THE STORY on McCain is that he lost three jets out from under him before he was shot down, including one which hit high tension lines when he buzzed a beach, and another when he was returning home from an Army-Navy game, possibly after too much drinking.
THE STORY on McCain is that without his family name, the above two stories would have washed him out of flight qualification forever.
THE STORY on McCain is that his "fighter pilot bravado" caused the fire on the USS Forrestal that killed ~150 sailors.
THE STORY on McCain is that he collaborated with the Viet Cong for special, especially medical, treatment and was known to his co-prisoners as "Songbird".
THE STORY on McCain is that when he came home from Viet Nam and found his faithful wife had lost her great looks in a horrible car accident, he went shopping around for a new trophy and started sleeping with Cindy while still married.
THE STORY on McCain is that he will do anything to get elected, including sucking up to the "Agents of Intolerance" and Bush's billionaire base.
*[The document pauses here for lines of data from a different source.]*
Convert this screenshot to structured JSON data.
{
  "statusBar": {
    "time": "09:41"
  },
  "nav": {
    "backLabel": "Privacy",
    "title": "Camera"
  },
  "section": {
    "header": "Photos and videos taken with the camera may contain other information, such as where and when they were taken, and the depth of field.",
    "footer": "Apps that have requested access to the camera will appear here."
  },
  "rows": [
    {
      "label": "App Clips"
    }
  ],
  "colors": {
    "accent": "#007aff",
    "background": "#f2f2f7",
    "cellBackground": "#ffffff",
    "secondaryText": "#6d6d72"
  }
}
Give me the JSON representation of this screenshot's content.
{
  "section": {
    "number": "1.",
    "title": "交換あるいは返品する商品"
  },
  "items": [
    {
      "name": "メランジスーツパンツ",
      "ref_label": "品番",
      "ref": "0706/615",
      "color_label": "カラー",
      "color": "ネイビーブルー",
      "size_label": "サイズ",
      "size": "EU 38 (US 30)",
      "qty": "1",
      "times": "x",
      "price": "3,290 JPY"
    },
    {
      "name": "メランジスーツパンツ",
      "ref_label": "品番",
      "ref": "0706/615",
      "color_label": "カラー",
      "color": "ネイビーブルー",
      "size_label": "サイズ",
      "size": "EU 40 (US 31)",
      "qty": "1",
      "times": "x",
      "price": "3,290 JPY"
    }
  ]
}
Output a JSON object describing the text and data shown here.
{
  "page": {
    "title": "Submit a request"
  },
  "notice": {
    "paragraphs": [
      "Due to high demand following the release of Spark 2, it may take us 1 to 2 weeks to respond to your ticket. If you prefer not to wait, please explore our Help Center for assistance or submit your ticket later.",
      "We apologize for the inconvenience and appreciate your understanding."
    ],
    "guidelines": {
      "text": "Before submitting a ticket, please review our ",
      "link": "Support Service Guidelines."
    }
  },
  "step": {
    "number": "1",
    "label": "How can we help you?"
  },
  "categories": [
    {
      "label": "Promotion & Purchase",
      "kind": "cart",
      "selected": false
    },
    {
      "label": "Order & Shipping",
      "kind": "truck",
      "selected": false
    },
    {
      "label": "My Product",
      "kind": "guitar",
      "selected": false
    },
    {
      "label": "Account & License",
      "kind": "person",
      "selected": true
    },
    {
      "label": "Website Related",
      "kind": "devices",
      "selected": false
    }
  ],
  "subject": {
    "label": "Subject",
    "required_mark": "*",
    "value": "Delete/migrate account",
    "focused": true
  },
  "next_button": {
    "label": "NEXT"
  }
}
THE STORY on McCain is that he is a hot-headed, dim-witted child of privilege (like anyone else we know?) who is (equally) unfit for the presidency.
Since when does the cowardly bombing of civilians qualify one as a "war hero?" 100 per cent disabled - $58 thou a year - the military is the biggest welfare system in the world. [for some people]
I'm sorry McCain endured being a POW. But that experience, if anything, makes him more likely to have questionable judgment in military matters than likely to have good judgment. Ditto his mega-officer ancestors whom he has not been able (in his own mind) to keep up with.
THE STORY on McCain is his being so hot-headed as a kid that his classmates nick-named him McNasty. THE STORY on McCain is his pride of a hard-drinking skirt-chasing youth.
THE STORY on McCain is 25 years of profiting off beer sold to the economic underclass in 30-packs at the C-stores. None of that predicts leadership. It shouldn't take Gen. Clark for us to know this, but at least Gen. Clark has an earned right to be speaking by virtue of his own experiences in uniform. I wish he'd just go further with it.
Electing McCain because of POW stuff ain't much different than being swiftboated again. Wrong leader for wrong reason, elected (if he is) by the wrong crowd.